Students and faculty in the natural sciences programs at University of Toronto Scarborough will enjoy more opportunities to study a local nature reserve in hands-on ways, thanks to a $1 million gift from TD Bank Group.

The gift will fund research scholarships for undergraduate and graduate students in the departments of physical and environmental sciences and biological sciences – specifically to perform fieldwork in Rouge National Urban Park. Located on the border between Scarborough and Pickering and on the doorstep of UTSC, the 47-square-kilometre park features forests, meadows, ponds, wetlands and sandy beaches. As UTSC is the primary research and education partner of Parks Canada in the Rouge River valley, faculty and students enjoy extensive opportunities to study the park’s biodiversity. Past undergraduate research initiatives have focused on identifying flora and fauna, testing soil and water quality, and assessing the impact of invasive plant species. The 40 undergraduate scholarships funded by the gift – worth $5,000 each – will let students work with faculty members on similar projects. Meanwhile, 20 graduate scholarships, each worth $10,000, will enable master’s and doctoral students to pursue research on sustaining natural environments located near urban areas.

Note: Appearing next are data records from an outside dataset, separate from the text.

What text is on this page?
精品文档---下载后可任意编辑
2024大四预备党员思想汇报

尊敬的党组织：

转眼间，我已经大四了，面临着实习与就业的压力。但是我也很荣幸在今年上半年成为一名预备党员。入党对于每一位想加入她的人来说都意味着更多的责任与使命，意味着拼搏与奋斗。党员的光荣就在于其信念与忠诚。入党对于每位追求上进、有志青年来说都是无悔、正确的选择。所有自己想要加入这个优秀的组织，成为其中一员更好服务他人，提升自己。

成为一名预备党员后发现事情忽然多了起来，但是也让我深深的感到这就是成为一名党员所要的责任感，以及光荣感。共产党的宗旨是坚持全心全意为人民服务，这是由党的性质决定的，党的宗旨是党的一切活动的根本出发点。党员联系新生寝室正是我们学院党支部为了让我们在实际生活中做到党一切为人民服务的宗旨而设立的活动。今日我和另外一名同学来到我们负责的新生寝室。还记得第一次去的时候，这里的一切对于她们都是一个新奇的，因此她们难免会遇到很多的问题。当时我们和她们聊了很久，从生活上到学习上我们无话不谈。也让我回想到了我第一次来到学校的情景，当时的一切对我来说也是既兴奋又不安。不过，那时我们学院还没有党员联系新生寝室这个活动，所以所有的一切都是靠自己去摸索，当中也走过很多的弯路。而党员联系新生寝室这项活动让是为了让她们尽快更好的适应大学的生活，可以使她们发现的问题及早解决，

As well, the donation will create a $100,000-per-annum specialized professorship in urban forest conservation and biology. The chosen prof will be an environmental or biological science expert, and will lead all programs, research and student placements associated with the park. TD’s commitment also includes support for community university initiatives, such as environmental workshops for local youths, science talks and community garden allotments.

“Through this gift, students and faculty will develop a better understanding of the benefits of this kind of local ecosystem and the importance of preserving it,” says Andrew Mason, chair of the department of biological sciences. “They will have access to something that can advance their degrees and connect them to what they are studying in the classroom.